Yet military action is sometimes necessary to stop something worse: the slow suffocation of a country leads to an inevitable consequence. The idea that military action is always and everywhere wrong is a dangerous fallacy.

In particular, in Yemen, it ignores the fact that the Houthi takeover was, in itself, a military intervention.

It may have taken longer, it may have been framed in terms of “popular legitimacy”, but the principle was the same. A small group was seeking to undermine the political framework of the transition, and doing so without any oversight or legitimacy.

With or without the Saudi intervention, the political transition of Yemen was being altered.

Remember that the Houthis entered Sanaa by force of arms – they were not carried there by the popular will of the people. It was not the Yemeni people who installed Mohammed Al Houthi in the republican palace in Sanaa in February – it was the guns of his militia.

The dissolution of parliament, the arrest of the president, the forming of a new ruling committee – none of these were done in consultation with anyone but the Houthis themselves.

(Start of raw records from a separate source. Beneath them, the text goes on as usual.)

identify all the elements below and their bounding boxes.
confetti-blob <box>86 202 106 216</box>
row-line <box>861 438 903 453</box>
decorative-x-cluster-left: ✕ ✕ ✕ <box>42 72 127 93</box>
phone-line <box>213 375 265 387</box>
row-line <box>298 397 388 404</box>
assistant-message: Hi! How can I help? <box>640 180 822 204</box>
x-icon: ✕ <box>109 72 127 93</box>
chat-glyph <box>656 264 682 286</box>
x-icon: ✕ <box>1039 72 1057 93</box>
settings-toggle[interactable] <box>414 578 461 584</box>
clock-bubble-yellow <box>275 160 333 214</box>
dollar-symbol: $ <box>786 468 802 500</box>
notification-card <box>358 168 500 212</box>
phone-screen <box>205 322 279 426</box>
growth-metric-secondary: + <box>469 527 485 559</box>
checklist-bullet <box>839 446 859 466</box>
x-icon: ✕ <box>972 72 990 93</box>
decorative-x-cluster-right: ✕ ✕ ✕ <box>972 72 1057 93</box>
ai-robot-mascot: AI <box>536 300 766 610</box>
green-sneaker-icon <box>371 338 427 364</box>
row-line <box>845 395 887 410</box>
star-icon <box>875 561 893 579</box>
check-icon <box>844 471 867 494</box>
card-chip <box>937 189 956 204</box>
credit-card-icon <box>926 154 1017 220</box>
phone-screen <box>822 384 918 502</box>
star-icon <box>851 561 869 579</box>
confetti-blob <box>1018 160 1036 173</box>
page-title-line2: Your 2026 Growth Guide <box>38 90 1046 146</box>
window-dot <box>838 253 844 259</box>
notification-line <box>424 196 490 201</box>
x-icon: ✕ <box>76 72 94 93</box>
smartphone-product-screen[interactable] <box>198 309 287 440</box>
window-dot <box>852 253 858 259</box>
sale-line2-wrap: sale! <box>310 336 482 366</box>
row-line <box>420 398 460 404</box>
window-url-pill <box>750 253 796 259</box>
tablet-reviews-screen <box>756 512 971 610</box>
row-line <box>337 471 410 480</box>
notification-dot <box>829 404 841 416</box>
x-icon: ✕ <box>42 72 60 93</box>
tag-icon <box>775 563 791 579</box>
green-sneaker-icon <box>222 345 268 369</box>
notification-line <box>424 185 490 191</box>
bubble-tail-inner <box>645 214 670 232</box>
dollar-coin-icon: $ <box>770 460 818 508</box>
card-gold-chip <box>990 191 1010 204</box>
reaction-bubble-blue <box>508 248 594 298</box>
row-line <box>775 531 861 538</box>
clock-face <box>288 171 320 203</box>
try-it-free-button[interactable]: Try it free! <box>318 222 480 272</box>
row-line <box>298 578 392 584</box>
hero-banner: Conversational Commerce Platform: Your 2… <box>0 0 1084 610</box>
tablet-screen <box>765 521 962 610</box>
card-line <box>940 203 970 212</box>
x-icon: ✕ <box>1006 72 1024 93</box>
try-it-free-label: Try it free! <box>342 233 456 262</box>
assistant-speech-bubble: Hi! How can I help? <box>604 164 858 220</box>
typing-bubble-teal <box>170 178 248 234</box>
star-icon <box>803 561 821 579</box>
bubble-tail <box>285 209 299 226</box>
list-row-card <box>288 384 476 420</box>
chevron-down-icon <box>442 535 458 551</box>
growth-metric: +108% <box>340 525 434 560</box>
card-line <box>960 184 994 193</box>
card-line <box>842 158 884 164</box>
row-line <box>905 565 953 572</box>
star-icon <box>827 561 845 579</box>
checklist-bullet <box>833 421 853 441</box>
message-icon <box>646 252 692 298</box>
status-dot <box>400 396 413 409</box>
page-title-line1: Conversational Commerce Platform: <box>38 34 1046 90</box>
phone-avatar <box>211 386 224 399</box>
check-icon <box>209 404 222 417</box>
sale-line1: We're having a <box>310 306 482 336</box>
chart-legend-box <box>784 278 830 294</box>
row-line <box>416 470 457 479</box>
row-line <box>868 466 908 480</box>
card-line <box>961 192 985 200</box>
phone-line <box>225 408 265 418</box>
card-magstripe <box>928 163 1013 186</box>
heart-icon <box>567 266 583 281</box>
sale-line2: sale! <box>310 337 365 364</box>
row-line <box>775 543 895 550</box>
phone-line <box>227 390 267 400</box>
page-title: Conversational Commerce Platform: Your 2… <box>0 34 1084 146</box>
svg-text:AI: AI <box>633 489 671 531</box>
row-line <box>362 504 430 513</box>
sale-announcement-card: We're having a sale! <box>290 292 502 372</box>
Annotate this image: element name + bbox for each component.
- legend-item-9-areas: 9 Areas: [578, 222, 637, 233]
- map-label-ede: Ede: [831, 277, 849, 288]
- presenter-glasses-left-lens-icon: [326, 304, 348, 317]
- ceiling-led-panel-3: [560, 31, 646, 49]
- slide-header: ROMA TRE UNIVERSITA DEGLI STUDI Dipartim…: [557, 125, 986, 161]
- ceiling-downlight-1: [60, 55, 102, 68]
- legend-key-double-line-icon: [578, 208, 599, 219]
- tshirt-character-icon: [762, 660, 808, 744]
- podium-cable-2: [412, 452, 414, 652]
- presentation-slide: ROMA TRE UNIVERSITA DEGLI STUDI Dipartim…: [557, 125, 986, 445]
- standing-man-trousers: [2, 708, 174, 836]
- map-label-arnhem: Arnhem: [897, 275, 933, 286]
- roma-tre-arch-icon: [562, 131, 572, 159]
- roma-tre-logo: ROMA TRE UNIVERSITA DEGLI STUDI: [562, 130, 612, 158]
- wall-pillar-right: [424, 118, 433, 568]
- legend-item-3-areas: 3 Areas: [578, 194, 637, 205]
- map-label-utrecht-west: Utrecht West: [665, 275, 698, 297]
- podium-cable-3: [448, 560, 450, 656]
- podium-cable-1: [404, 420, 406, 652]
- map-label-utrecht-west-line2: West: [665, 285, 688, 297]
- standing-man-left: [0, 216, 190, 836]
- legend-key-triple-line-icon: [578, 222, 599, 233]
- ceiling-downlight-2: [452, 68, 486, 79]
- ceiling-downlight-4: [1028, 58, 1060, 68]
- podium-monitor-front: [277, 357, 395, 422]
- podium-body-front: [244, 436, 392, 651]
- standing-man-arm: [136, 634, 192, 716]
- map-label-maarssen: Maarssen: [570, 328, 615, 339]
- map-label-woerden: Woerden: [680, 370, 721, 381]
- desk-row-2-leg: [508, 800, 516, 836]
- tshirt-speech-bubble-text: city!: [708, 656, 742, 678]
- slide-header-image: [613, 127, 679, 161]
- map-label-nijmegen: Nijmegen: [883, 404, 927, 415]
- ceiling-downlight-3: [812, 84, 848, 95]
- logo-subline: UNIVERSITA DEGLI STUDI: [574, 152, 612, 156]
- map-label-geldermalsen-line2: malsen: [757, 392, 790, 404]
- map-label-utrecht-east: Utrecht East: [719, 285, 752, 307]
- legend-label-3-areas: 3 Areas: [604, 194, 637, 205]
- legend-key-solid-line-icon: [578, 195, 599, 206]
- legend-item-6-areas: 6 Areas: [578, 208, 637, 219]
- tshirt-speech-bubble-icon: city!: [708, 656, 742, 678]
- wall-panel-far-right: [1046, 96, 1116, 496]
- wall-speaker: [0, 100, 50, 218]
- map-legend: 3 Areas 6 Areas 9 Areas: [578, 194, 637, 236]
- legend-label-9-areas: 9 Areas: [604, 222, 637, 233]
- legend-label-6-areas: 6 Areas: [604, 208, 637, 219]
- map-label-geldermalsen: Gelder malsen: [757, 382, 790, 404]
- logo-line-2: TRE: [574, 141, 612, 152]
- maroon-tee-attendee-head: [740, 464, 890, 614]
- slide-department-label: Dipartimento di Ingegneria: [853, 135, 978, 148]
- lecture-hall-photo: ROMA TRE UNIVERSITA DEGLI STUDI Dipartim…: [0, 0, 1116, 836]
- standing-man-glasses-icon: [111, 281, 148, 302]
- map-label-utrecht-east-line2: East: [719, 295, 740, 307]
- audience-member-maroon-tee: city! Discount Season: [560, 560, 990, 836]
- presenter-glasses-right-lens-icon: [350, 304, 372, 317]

It is right to question military action, but criticising the military action as changing the direction of Yemen is rather like beginning a football match commentary at half-time. The game was already in motion.

Critics of the intervention are only looking at the situation at the moment and ignoring the context of how we got here. In particular, they are ignoring the alternative trajectory – what would have happened had the Houthi advanced been allowed to continue.

Because the Houthi’s march to Sanaa, their takeover of the capital, and then their march south through Taez towards Aden was not to enforce the popular will of the Yemeni people, it was to pressure Abdrabbu Mansur Hadi into capitulating to their demands.

How, precisely, was the “popular will” of Yemen served by bombing Mr Hadi’s home in Aden? How would Yemen’s post-revolution transition be facilitated by Mr Hadi’s assassination?

Were the Gulf states meant to sit back and watch as a militia backed by a regional rival set about dismantling the transition plan they drafted?

Because that is what the situation in Yemen looked like at one minute to midnight on Wednesday. The choice in Riyadh was to either let that scenario play out, or seek to alter it to something better.

No one can predict the progression of a war. But Yemen’s transition was being choked last week. With planning, with political will, and with a lot of luck, it may just have a chance to breathe again.